REPUBLIKA.CO.ID, - كَانَتْ بَنُو إسْرَائِيلَ يَغْتَسِلُونَ عُرَاةً، يَنْظُرُ بَعْضُهُمْ إلى بَعْضٍ، وكانَ مُوسَى صَلَّى اللهُ عليه وسلَّمَ يَغْتَسِلُ وحْدَهُ، فَقالوا: واللَّهِ ما يَمْنَعُ مُوسَى أنْ يَغْتَسِلَ معنَا إلَّا أنَّه آدَرُ، فَذَهَبَ مَرَّةً يَغْتَسِلُ، فَوَضَعَ ثَوْبَهُ علَى حَجَرٍ، فَفَرَّ الحَجَرُ بثَوْبِهِ، فَخَرَجَ مُوسَى في إثْرِهِ، يقولُ: ثَوْبِي يا حَجَرُ، حتَّى نَظَرَتْ بَنُو إسْرَائِيلَ إلى مُوسَى، فَقالوا: واللَّهِ ما بمُوسَى مِن بَأْسٍ، وأَخَذَ ثَوْبَهُ، فَطَفِقَ بالحَجَرِ ضَرْبًا فَقالَ أبو هُرَيْرَةَ: واللَّهِ إنَّه لَنَدَبٌ بالحَجَرِ، سِتَّةٌ أوْ سَبْعَةٌ، ضَرْبًا بالحَجَرِ.

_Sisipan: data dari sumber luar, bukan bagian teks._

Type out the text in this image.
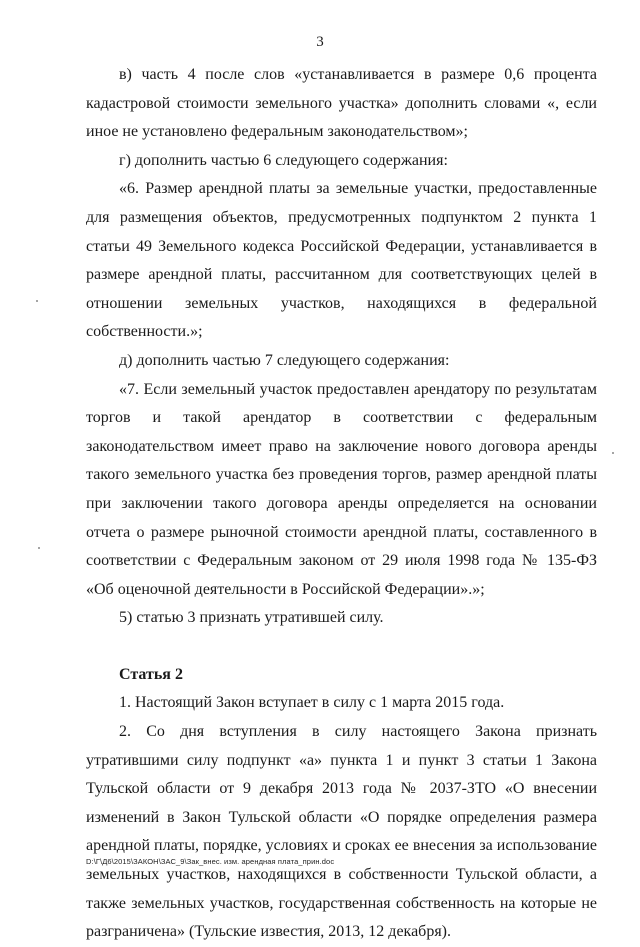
3

в) часть 4 после слов «устанавливается в размере 0,6 процента кадастровой стоимости земельного участка» дополнить словами «, если иное не установлено федеральным законодательством»;

г) дополнить частью 6 следующего содержания:

«6. Размер арендной платы за земельные участки, предоставленные для размещения объектов, предусмотренных подпунктом 2 пункта 1 статьи 49 Земельного кодекса Российской Федерации, устанавливается в размере арендной платы, рассчитанном для соответствующих целей в отношении земельных участков, находящихся в федеральной собственности.»;

д) дополнить частью 7 следующего содержания:

«7. Если земельный участок предоставлен арендатору по результатам торгов и такой арендатор в соответствии с федеральным законодательством имеет право на заключение нового договора аренды такого земельного участка без проведения торгов, размер арендной платы при заключении такого договора аренды определяется на основании отчета о размере рыночной стоимости арендной платы, составленного в соответствии с Федеральным законом от 29 июля 1998 года № 135-ФЗ «Об оценочной деятельности в Российской Федерации».»;

5) статью 3 признать утратившей силу.

Статья 2

1. Настоящий Закон вступает в силу с 1 марта 2015 года.

2. Со дня вступления в силу настоящего Закона признать утратившими силу подпункт «а» пункта 1 и пункт 3 статьи 1 Закона Тульской области от 9 декабря 2013 года № 2037-ЗТО «О внесении изменений в Закон Тульской области «О порядке определения размера арендной платы, порядке, условиях и сроках ее внесения за использование земельных участков, находящихся в собственности Тульской области, а также земельных участков, государственная собственность на которые не разграничена» (Тульские известия, 2013, 12 декабря).

D:\Г\Д6\2015\ЗАКОН\ЗАС_9\Зак_внес. изм. арендная плата_прин.doc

Kisah mengenai hidupnya benda mati juga terjadi pada masa kenabian Musa. Jika Rasulullah berinteraksi dengan pohon, Musa pun memiliki pengalaman dengan sebuah batu. Kisah ini terjadi di masa Israiliyat.
Dahulu kala, Bani Israil biasa mandi di sungai tanpa pakaian. Mereka tak malu meski saling melihat satu sama lain. Tapi, kebiasaan itu tak disukai Nabi Musa. Setiap kali mandi, Musa selalu menyendiri dan enggan mandi bersama.
Bukan Bani Israil jika tak memiliki sifat membangkang. Sikap mulia Nabi Musa tersebut justru dipertanyakan mereka. Meski Musa merupakan nabi yang patut diyakini dan dihormati, Bani Israil justru mencelanya. Mereka menyebarkan gosip bahwa Musa memiliki cacat badan hingga enggan mandi bersama. Nabi Musa yang terbiasa sabar menghadapi umatnya pun hanya diam membisu. Ia enggan meladeni gosip murahan Bani Israil. Tapi, Allah enggan membiarkan utusan-Nya dicela.
Suatu hari, ketika Musa mandi dia meletakkan bajunya di atas sebuah batu. Tapi, tiba-tiba atas perintah Allah batu tersebut lari dengan kencang. Musa pun segera mengejar benda mati itu. “Wahai batu! Bajuku!” ujar Musa. Saat mengejar batu tersebut, Bani Israil melihatnya. Maka, nyatalah bahwa gosip itu tak benar. “Demi Allah tak ada cacat pada Musa,” ujar mereka. Setelah Allah menampakkannya, batu tersebut pun berhenti. Nabi Musa segera mengambil baju dan mengenakannya. Nabi pun marah kepada sang batu dan dia pun memukulnya.
Kisah batu tersebut dikabarkan Rasulullah dalam hadits riwayat Bukhari dari sahabat Abu Hurairah. Dari dua kisah di atas dapat dipetik hikmah untuk menghormati dan menaati utusan Allah. Mencintai utusan Allah merupakan bagian dari keimanan. Rasulullah pernah bersabda:
ثلاثٌ مَنْ كُنَّ فيه وجَدَ حلاوَةَ الإيمانِ : أنْ يكونَ اللهُ و رسولُهُ أحبُّ إليه مِمَّا سِواهُما ، و أنْ يُحِبَّ المرْءَ لا يُحبُّهُ إلَّا للهِ ، و أنْ يَكْرَهَ أنْ يَعودَ في الكُفرِ بعدَ إذْ أنقذَهُ اللهُ مِنْهُ ؛ كَما يَكرَهُ أنْ يُلْقى في النارِ
“Terdapat tiga hal yang apabila dimiliki seseorang tentu dia merasakan manisnya iman, Allah dan Rasul-Nya lebih dia cintai daripada yang selain keduanya, dia tidaklah mencintai seseorang melainkan karena Allah, serta dia benci untuk kembali kepada kekafiran setelah Allah menyelamatkannya dari kekafiran itu sebagaimana ia benci untuk dilemparkan ke dalam api.” (Hadits riwayat Bukhari Muslim dari Anas bin Malik).